Some tools for sparse inputs
Most of Deep Networks input are contiguous data: Pictures, sounds, video and so on… This is not a surprise for convolution layers are excellent finding spatial and/or temporal correlations. So why on earth should we use sparse inputs? First, if you want to binarize your data, you may end with very large vector, sparse vectors then may help to storing your data. Secondly, inputs are sometimes intrinsically sparsed!
The goal is to have the following code working with both dense vectors and sparse vectors
assert( type(input) == "table" )
local output = network:forward(input)
local loss = lossFct:forward(output, target)
local dloss = lossFct:backward(output, target)
local dout = network:backward(input, dloss)
Well, torch does not deal well with sparse data. and that will crash.
I have no github for now since I have never uploaded my code before (Well, I was working in Finance… This is not really a open-project world ), yet I will upload the code soon on github.
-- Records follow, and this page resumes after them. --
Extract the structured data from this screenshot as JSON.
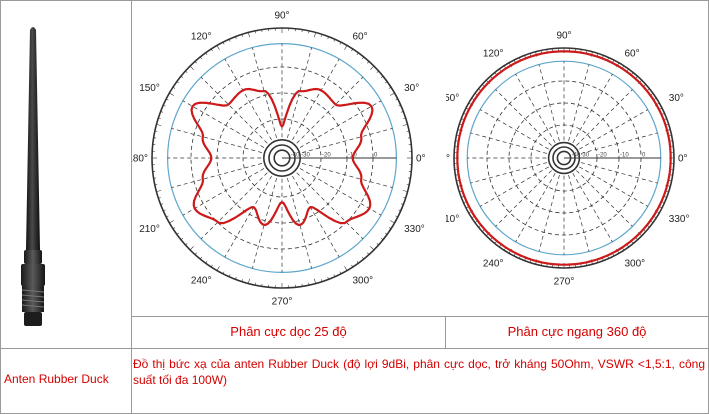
{
  "antenna": {
    "icon": "antenna-image"
  },
  "charts": {
    "angle_labels": [
      "90°",
      "60°",
      "30°",
      "0°",
      "330°",
      "300°",
      "270°",
      "240°",
      "210°",
      "180°",
      "150°",
      "120°"
    ],
    "radial_labels": [
      "-40",
      "-30",
      "-20",
      "-10",
      "0"
    ],
    "left": {
      "caption": "Phân cực dọc 25 độ"
    },
    "right": {
      "caption": "Phân cực ngang 360 độ"
    },
    "colors": {
      "pattern": "#cc1a1a",
      "reference_ring": "#5fa7cc",
      "grid": "#333333"
    }
  },
  "chart_data": [
    {
      "type": "polar",
      "caption": "Phân cực dọc 25 độ",
      "theta_deg": [
        0,
        15,
        30,
        45,
        60,
        75,
        90,
        105,
        120,
        135,
        150,
        165,
        180,
        195,
        210,
        225,
        240,
        255,
        270,
        285,
        300,
        315,
        330,
        345
      ],
      "r_relative": [
        0.56,
        0.65,
        0.82,
        0.6,
        0.62,
        0.55,
        0.25,
        0.55,
        0.62,
        0.6,
        0.82,
        0.65,
        0.56,
        0.65,
        0.8,
        0.72,
        0.45,
        0.55,
        0.35,
        0.55,
        0.45,
        0.72,
        0.8,
        0.65
      ]
    },
    {
      "type": "polar",
      "caption": "Phân cực ngang 360 độ",
      "theta_deg": [
        0,
        45,
        90,
        135,
        180,
        225,
        270,
        315
      ],
      "r_relative": [
        1.0,
        1.0,
        1.0,
        1.0,
        1.0,
        1.0,
        1.0,
        1.0
      ]
    }
  ],
  "row": {
    "name": "Anten Rubber Duck",
    "description": "Đồ thị bức xạ của anten Rubber Duck (độ lợi 9dBi, phân cực dọc, trở kháng 50Ohm, VSWR <1,5:1, công suất tối đa 100W)"
  }
}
In the meantime, do not be surprised if the code (and the post) is modified!
1 – SparseLinearBatch
It is impossible to use a mini-batch for nn.SparseLinear. The following implementation aims to simulate a mini-batch version. This can be very useful if you want to use mini-batch normalization or if SparseLinear prevent you from using mini-batches to learn other layers. There might be some other way to tackle the issue, but I have not found them. Do not expect any speed improvement for this layer do not parallelize the SparseLinear layer.
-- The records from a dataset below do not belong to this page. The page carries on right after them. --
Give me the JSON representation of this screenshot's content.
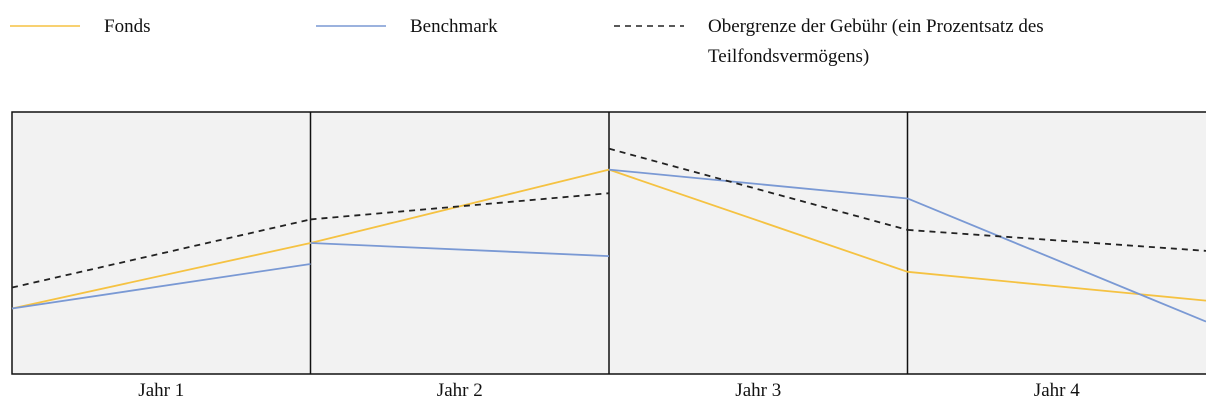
{
  "chart_data": {
    "type": "line",
    "categories": [
      "Jahr 1",
      "Jahr 2",
      "Jahr 3",
      "Jahr 4"
    ],
    "ylim": [
      0,
      100
    ],
    "series": [
      {
        "name": "Fonds",
        "color": "#f5c242",
        "dash": false,
        "values": [
          [
            25,
            50
          ],
          [
            50,
            78
          ],
          [
            78,
            39
          ],
          [
            39,
            28
          ]
        ]
      },
      {
        "name": "Benchmark",
        "color": "#7a99d4",
        "dash": false,
        "values": [
          [
            25,
            42
          ],
          [
            50,
            45
          ],
          [
            78,
            67
          ],
          [
            67,
            20
          ]
        ]
      },
      {
        "name": "Obergrenze der Gebühr (ein Prozentsatz des Teilfondsvermögens)",
        "color": "#222222",
        "dash": true,
        "values": [
          [
            33,
            59
          ],
          [
            59,
            69
          ],
          [
            86,
            55
          ],
          [
            55,
            47
          ]
        ]
      }
    ]
  }
}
A GPU/mini-batch layer is under development there : https://github.com/soumith/cunnsparse
Well, most of the time, sparseLayers are the input layers, thus, the default behavior is to not compute the gradInput to get some speed/memory improvement.One may notice that the backpropagation is very slow because of the function AccumulateSparse. Good news, if you only use sparse layers as input layers you can remove the AccGradParameters methods for it is useless.